9) What is one misconception people have about innovation in public healthcare?


One misconception is that public healthcare is inherently slow or behind when it comes to innovation.


In reality, Singapore’s public healthcare system is serious about transformation, and there is growing support across the ecosystem to make that happen well - from funding and governance to sandboxes and structured ways to test new ideas responsibly.


That matters because healthcare innovation cannot be reckless; it has to be safe, trusted and scalable.


I actually think we are in a strong position: we are moving with intent, and building the capabilities and structures needed to innovate in a way that lasts.

10) Looking ahead to 2035, what excites you most about the future of innovation and technology in healthcare?


By 2035, I think healthcare will feel much more connected, predictive and quietly intelligent.

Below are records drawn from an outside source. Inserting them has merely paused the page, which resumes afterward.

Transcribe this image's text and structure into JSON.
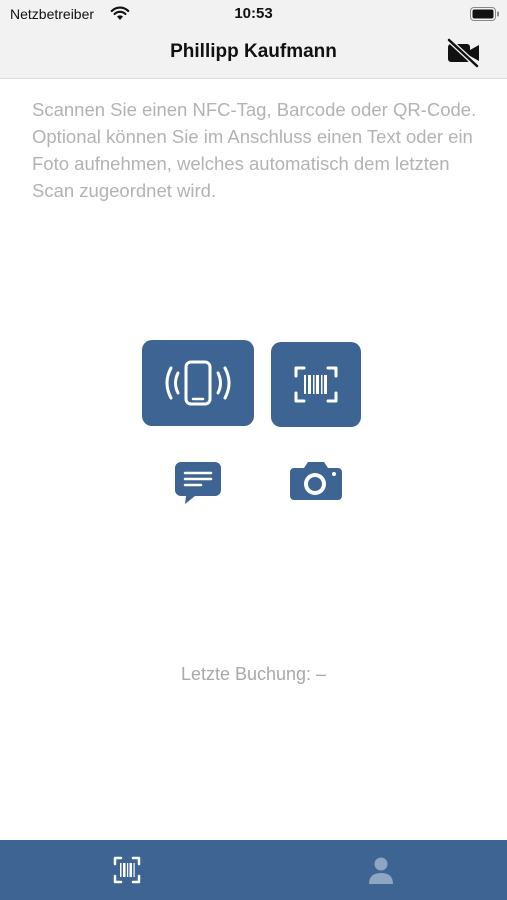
{
  "status_bar": {
    "carrier": "Netzbetreiber",
    "time": "10:53",
    "icons": [
      "wifi-icon",
      "battery-icon"
    ]
  },
  "nav": {
    "title": "Phillipp Kaufmann",
    "right_icon": "video-off-icon"
  },
  "instructions": "Scannen Sie einen NFC-Tag, Barcode oder QR-Code. Optional können Sie im Anschluss einen Text oder ein Foto aufnehmen, welches automatisch dem letzten Scan zugeordnet wird.",
  "actions": {
    "nfc_icon": "nfc-phone-icon",
    "barcode_icon": "barcode-scan-icon",
    "text_icon": "text-bubble-icon",
    "camera_icon": "camera-icon"
  },
  "last_booking": "Letzte Buchung: –",
  "tab_bar": {
    "tabs": [
      {
        "icon": "barcode-scan-icon"
      },
      {
        "icon": "person-icon"
      }
    ]
  },
  "colors": {
    "accent": "#3d6493",
    "placeholder_text": "#b3b3b3",
    "bar_background": "#f2f2f2"
  }
}
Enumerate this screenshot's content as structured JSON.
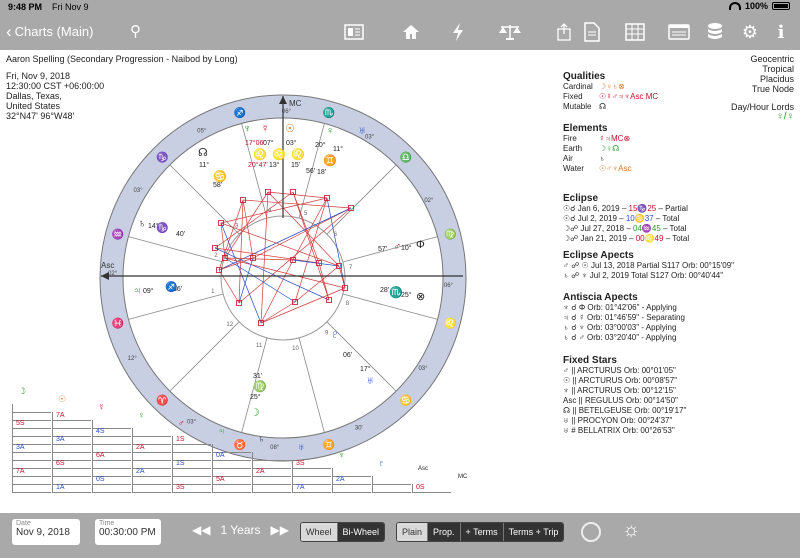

We will probably see AI taking on more of the invisible workload - from documentation and triage to navigation and administrative tasks - so that staff can spend more time on care and patients can move through the system more smoothly.


I also think virtual care, remote monitoring and robotics will become much more normal, not as futuristic add-ons but as part of everyday healthcare.


What excites me most is the possibility that healthcare can become both smarter and warmer at the same time: more personalised, more seamless and less stressful to navigate.


If we do it well, the technology of 2035 should feel less like technology and more like a healthcare system that simply works better for people.